Until recently, the scope of alcohol’s impact on the workforce has not been well-studied or well-understood. However, a recent study revealed that heavy drinking accounts for over 232 million missed work days every year.
Using survey data from about 110,000 U.S. adults, researchers found that respondents who regularly abused alcohol reported missing an average of 32 work days annually, compared to those who didn’t drink (13 days). The reasons for missing work (also referred to as absenteeism) ranged from illness and injury to simply skipping. Alcohol-related absenteeism was most common among men, younger workers, White and Hispanic respondents and those with lower incomes. Additionally, nine percent of respondents – about 11 million full-time workers – met the diagnostic criteria for alcohol use disorder (AUD), which is defined as chronic uncontrollable drinking and preoccupation with alcohol despite its adverse effects.
“Alcohol use disorder is a major problem in the United States and a big problem in many workplaces, where it contributes to a significant number of workdays missed,” said the study’s senior investigator Laura J. Beirut. “The problem likely has worsened during the pandemic, and we need to try to do more to ensure that people can get the help they need to deal with alcohol use disorder. The new data also point to an economic incentive for employers and policymakers to address the issue.”

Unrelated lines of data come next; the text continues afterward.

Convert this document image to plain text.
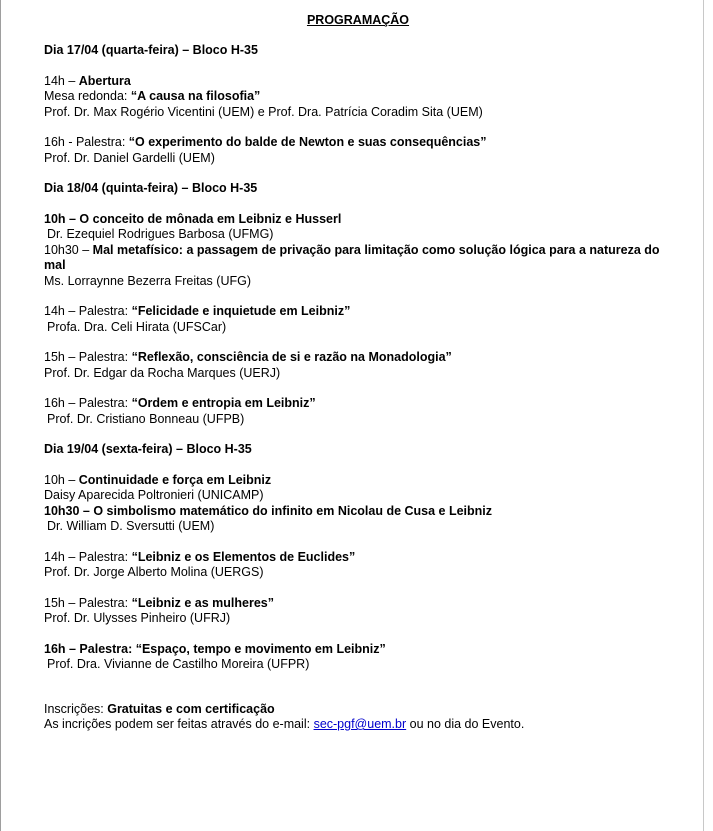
PROGRAMAÇÃO
Dia 17/04 (quarta-feira) – Bloco H-35
14h – Abertura
Mesa redonda: “A causa na filosofia”
Prof. Dr. Max Rogério Vicentini (UEM) e Prof. Dra. Patrícia Coradim Sita (UEM)
16h - Palestra: “O experimento do balde de Newton e suas consequências”
Prof. Dr. Daniel Gardelli (UEM)
Dia 18/04 (quinta-feira) – Bloco H-35
10h – O conceito de mônada em Leibniz e Husserl
Dr. Ezequiel Rodrigues Barbosa (UFMG)
10h30 – Mal metafísico: a passagem de privação para limitação como solução lógica para a natureza do mal
Ms. Lorraynne Bezerra Freitas (UFG)
14h – Palestra: “Felicidade e inquietude em Leibniz”
Profa. Dra. Celi Hirata (UFSCar)
15h – Palestra: “Reflexão, consciência de si e razão na Monadologia”
Prof. Dr. Edgar da Rocha Marques (UERJ)
16h – Palestra: “Ordem e entropia em Leibniz”
Prof. Dr. Cristiano Bonneau (UFPB)
Dia 19/04 (sexta-feira) – Bloco H-35
10h – Continuidade e força em Leibniz
Daisy Aparecida Poltronieri (UNICAMP)
10h30 – O simbolismo matemático do infinito em Nicolau de Cusa e Leibniz
Dr. William D. Sversutti (UEM)
14h – Palestra: “Leibniz e os Elementos de Euclides”
Prof. Dr. Jorge Alberto Molina (UERGS)
15h – Palestra: “Leibniz e as mulheres”
Prof. Dr. Ulysses Pinheiro (UFRJ)
16h – Palestra: “Espaço, tempo e movimento em Leibniz”
Prof. Dra. Vivianne de Castilho Moreira (UFPR)
Inscrições: Gratuitas e com certificação
As incrições podem ser feitas através do e-mail: sec-pgf@uem.br ou no dia do Evento.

Absenteeism is three to eight times greater among people who abuse alcohol. However, absenteeism is not the only problem associated with heavy alcohol use. Those who abuse alcohol also have higher incidences of presenteeism, which is defined as being on the job but not performing at full capacity due to illness or injury. More importantly, presenteeism comes with an increased risk for workplace injury. On-the-job incidents caused by inebriation or hangovers are five times more likely to result in an injury. This is likely due to alcohol’s adverse effects on mental function, such as decreased pattern recognition, reasoning, detection of auditory and visual stimuli, ability to divide attention, time estimation, hazard perception, coordination and general reaction time.
The Employer’s Role in Addressing Alcohol Use Disorder
Since full-time workers spend around eight hours a day at work, an employer could be among the first to recognize absenteeism, presenteeism or other behaviors related to substance abuse. Typically, employees who miss a lot of work are at risk for losing their jobs, but instead of firing them, employers can intervene and take action to assist with their recovery.
It’s not a supervisor’s responsibility to diagnose AUD or any other substance use disorder. However, it is their job to keep jobsites safe. Supervisors can learn to identify the warning signs and responsibly address any performance or conduct problems. They can also provide available resources and support a workplace culture that expresses care and concern for workers’ health and safety.
Some of the warning signs that a worker may be struggling with AUD include:
- Excessive unexplained absences or tardiness
- Patterns of absence, such as the day after payday or on Mondays or Fridays
- Long periods of absence from a workstation
- Coming back late from breaks
- Careless or sloppy work
- Strained relationships with coworkers
- Smelling of alcohol
- Appearing impaired or unsteady
- Mood and behavior changes
- Excessive use of mouthwash or breath mints to disguise alcohol odor
Possible next steps:
- If there is an immediate concern someone is under the influence of alcohol on the job, remove them right away. Do not let them drive themselves home.
- Supervisor consultation: A supervisor can meet privately with an employee to discuss their concerns based on specific behavior they’ve noticed. Be prepared with resources such as contact info for an Employee Assistance Program (EAP) or resources available through the local health and welfare fund. Involve the Local Union during this process.
- Education on a jobsite: Promote open communication around alcohol. Check out LHSFNA publications on alcohol for available resources.
Alcohol is the single most used and abused drug in America. There are many reasons people drink: to celebrate, to relax or to ease social pressure, for example. But more and more evidence suggests that as little as one drink a day can be detrimental to health and can impact work performance. While moderate alcohol consumption is unlikely to affect day-to-day responsibilities, people who find themselves repeatedly calling out or feeling unable to work after a night of drinking may want to evaluate their relationship with alcohol. Employers who notice this behavior in an employee should be prepared to responsibly address the issue.